Erstmals verließ am Montag Biogas in Erdgasqualität die Trebsener PapierfabrikJulius Schulte“. Die Mitteldeutsche Netzgesellschaft Gas fuhr nach amtlicher Eichung einer neuartigen Anlage einen Test. Im Januar soll der 600-stündige Probebetrieb der Verdichter und der Messanlage folgen, danach kann der Regelbetrieb aufgenommen werden.

Bioerdgas aus Abwasser

„Bei unserer Papierproduktion entsteht Abwasser“, erläuterte Betriebsleiter Maik Nürnberger. „Dieses wird in einem Anaerobverfahren gereinigt, so dass Biogas ensteht.“ Bislang üblich ist es, dieses zu entschwefeln und in Blockheizkraftwerken zu verstromen. Die Papierfabrik gehe nun aber einen anderen Weg und reinige das Gas weiter herunter, bis es dem Erdgas ebenbürtig ist, weshalb umgangssprachlich von Bioerdgas gesprochen wird. Mitgas speise es dann ein ins Netz.

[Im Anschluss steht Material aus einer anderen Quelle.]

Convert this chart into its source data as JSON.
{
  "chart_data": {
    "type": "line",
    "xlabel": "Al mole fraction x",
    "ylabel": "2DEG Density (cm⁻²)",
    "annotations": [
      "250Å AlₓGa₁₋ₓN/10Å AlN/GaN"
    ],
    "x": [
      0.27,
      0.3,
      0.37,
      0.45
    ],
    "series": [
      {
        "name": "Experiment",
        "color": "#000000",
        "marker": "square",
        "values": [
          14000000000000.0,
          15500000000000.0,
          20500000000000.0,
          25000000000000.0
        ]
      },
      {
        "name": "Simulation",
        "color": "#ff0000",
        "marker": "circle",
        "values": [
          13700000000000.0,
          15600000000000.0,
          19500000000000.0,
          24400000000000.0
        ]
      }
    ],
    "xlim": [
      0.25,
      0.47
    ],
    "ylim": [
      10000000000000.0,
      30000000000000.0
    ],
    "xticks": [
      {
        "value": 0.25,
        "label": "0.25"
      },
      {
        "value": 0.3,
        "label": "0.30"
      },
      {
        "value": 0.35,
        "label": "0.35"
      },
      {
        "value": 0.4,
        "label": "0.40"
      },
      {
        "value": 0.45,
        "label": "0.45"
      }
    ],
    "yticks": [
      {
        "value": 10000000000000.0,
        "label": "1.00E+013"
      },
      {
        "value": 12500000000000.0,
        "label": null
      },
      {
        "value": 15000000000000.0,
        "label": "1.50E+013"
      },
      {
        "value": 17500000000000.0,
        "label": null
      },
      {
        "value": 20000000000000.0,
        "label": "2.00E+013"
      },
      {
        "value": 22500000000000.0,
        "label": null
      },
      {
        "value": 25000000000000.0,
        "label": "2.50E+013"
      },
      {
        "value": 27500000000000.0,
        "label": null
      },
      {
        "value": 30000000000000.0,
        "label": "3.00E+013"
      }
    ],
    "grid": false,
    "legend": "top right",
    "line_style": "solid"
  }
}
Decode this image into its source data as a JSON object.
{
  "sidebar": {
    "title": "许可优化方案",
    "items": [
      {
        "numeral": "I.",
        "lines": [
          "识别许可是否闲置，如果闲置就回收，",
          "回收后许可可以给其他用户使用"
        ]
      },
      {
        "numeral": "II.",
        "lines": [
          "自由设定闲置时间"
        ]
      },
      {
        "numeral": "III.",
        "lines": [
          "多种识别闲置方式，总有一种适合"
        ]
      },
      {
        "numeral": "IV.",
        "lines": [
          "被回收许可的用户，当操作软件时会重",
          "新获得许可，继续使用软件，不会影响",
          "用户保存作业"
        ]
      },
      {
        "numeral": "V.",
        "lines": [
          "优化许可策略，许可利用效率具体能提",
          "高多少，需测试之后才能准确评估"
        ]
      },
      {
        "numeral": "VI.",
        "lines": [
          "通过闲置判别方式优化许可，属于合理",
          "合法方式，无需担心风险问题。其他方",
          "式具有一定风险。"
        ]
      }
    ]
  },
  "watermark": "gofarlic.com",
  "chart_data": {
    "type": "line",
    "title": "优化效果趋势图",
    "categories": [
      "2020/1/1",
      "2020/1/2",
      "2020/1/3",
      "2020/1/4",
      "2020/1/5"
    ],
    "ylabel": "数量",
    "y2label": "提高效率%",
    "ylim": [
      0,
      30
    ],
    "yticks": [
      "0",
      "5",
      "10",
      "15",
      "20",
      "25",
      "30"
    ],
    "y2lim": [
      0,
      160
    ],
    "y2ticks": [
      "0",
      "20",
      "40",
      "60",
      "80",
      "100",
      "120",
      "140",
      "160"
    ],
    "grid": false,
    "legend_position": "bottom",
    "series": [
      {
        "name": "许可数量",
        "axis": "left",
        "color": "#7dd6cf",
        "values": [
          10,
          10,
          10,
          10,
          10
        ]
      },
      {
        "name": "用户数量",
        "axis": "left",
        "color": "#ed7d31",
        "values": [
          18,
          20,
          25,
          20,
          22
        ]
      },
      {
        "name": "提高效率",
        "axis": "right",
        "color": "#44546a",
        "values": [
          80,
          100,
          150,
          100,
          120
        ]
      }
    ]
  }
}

Bioerdgas für 5000 Haushalte

Betreiber der Anlage ist die Biogas Trebsen GmbH Münster. Ihr Ziel ist es, 700 Kubikmeter Gas pro Stunde abzuleiten. „Bezogen auf die Jahresarbeit entspricht diese Menge einem jährlichen Energieverbrauch von rund 5000 Einfamilienhäusern“, teilt Mitgas-Pressesprecherin Conelia Sommerfeld mit.

Feuerwehren werden in Trebsen eingewiesen

Nach ihren Worten wurde beim Bau der Biogaseinspeiseanlage den besonderen Lärmschutzanforderungen der naheliegendem Wohnbebauung Rechnung getragen. Sämtliche Abläufe stünden unter Aufsicht der Eichbehörde. Im Zuge des Probebetriebes würden in Zusammenarbeit mit dem zuständigen Brand- und Rettungsamt Feuerwehrleute aus Trebsen und Umgebung in die Technik eingewiesen.

Mitgas investierte laut Sommerfeld rund 3,2 Millionen Euro. Hinzu kam eine Netzanschlussleitung von rund 100 Metern Länge.

Papierfabrik mustert Heizkraftwerke aus

Läuft alles wie geplant, können die beiden Blockheizkraftwerke der Papierfabrik bald abgestellt werden. Sie sind angesichts der gestiegenen Produktion zu klein geworden, so dass ein Teil des Gases abgefackelt werden muss. Alles in allem wenig effizient und nicht im Sinne der Umwelt.